Since we just let a word escape about Lord Byron's particular school, it may then not be off the subject to examine here which place it holds in the totality of contemporary literature, which he attacks as if it could have been conquered, and which he calumniates as if it could have been condemned.  False minds, skilled at dodging all the questions, seek to emphasize a rather unusual error in our midst.  They imagined that our present society was expressed in France by two literatures in absolute opposition: that is to say, that the same tree naturally bore two fruits of opposing species and that the same cause produced simultaneously two incompatible effects.

Yet even these enemies of innovation do not realize that they have created thereby an entirely new logic.  Every day they continue to treat the literature they label classic as if it were still alive, and that which they label Romantic as something about to perish.  These learned rhetoricians who unceasingly propose to change what exists to what once existed involuntarily remind us of Ariosto's mad Orlando who so gravely begged a passer-by to take a dead mare in exchange for a live horse.  True enough, Roland accepts that his mare is dead and at the same time adds that this is her only flaw.  But the Orlandos of this alleged classic genre are not yet at this level in either judgment or good faith.   Thus one must wrest from them what they do not wish to give up willingly and tell them that today there is only one literature just like there is one society, and that previous literatures, while bequeathing us immortal monuments, had to vanish and have vanished with the generations whose social habits and political emotions they expressed.  The genius of our era may be just as beautiful as that of the most illustrious eras, but not the same; and it is not incumbent upon contemporary writers to revive a past literature[1] as it is not incumbent upon a gardener to make the leaves of autumn green again upon the branches of spring.        

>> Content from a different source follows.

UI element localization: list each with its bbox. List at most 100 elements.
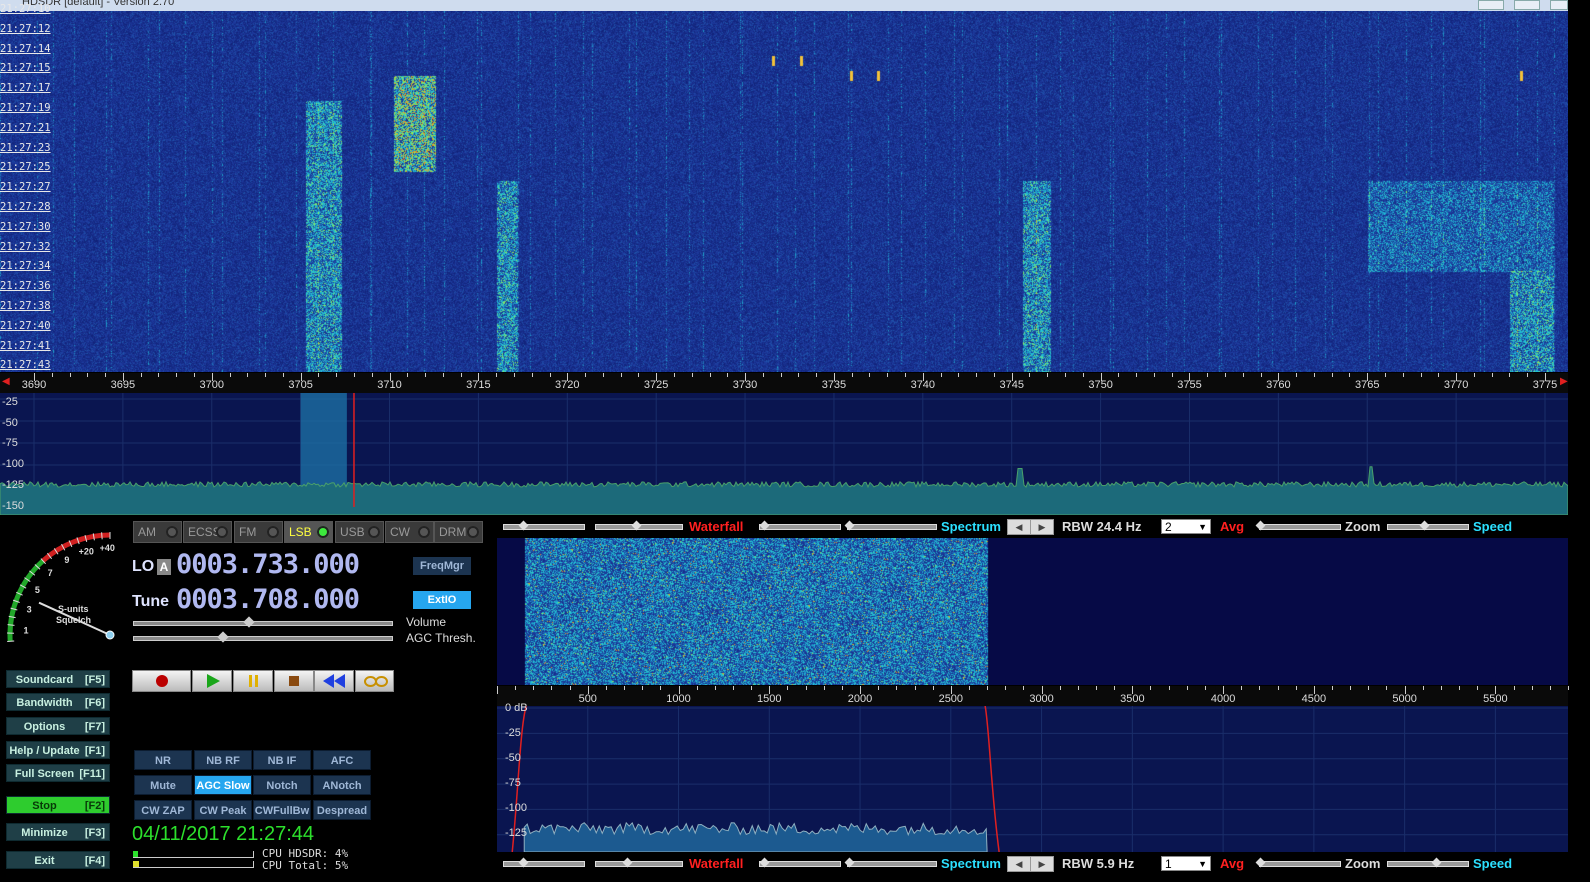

Let us not be mistaken: it is first and foremost in vain that a small number of petty minds try to shepherd these general ideas towards the distressing literary system of the past century.  This naturally arid terrain has long since dried out.  Moreover, one cannot start over from the madrigals of Dorat after the guillotines of Robespierre; and Voltaire cannot carry into the century of the Corsican.  The real literature of our age in which authors are proscribed from the manner of Aristides, which, repudiated by all our quills, is then adopted by all the lyres; which, despite vast and calculated persecution, witnesses all its talents bloom within its stormy sphere, like those flowers which only grow in places battered by winds; which, finally, condemned by those who make decisions without forethought, is defended by those who think with their souls, judge with their minds and feel with their hearts.  This literature is no way the soft and shameless allure of the muse that sang of Cardinal Dubois, flattered Madame de Pompadour, and outraged our Joan of Arc.  She neither  questions the crucible of the atheist or the scalpel of the materialist.  She does not borrow from the skeptic this combination of lead in which interest alone shatters the equilibrium.  She does not give birth during orgies to songs for massacres.  She does not contain either adulation or injury.  She does not lend herself to the seductions of lying.  She does not relieve illusions of their charm.  Alien to everything which is not her true goal, she draws her poetry from the sources of truth.  Her imagination nourishes itself on faith.  She follows the progress of time but with a heavy and measured step.  Her character is serious, her voice melodious and sonorous.  She is, in a word, what must be the common thoughts of a great nation after great calamities – sad, proud, and religious.       


[1] : One should not lose sight of the fact that, in reading this, the words 'literature of a century' must be understood not only as the totality of works produced during the century, but also the general order of ideas and sentiments which – more often than not unbeknownst even to the authors themselves – presided over their composition.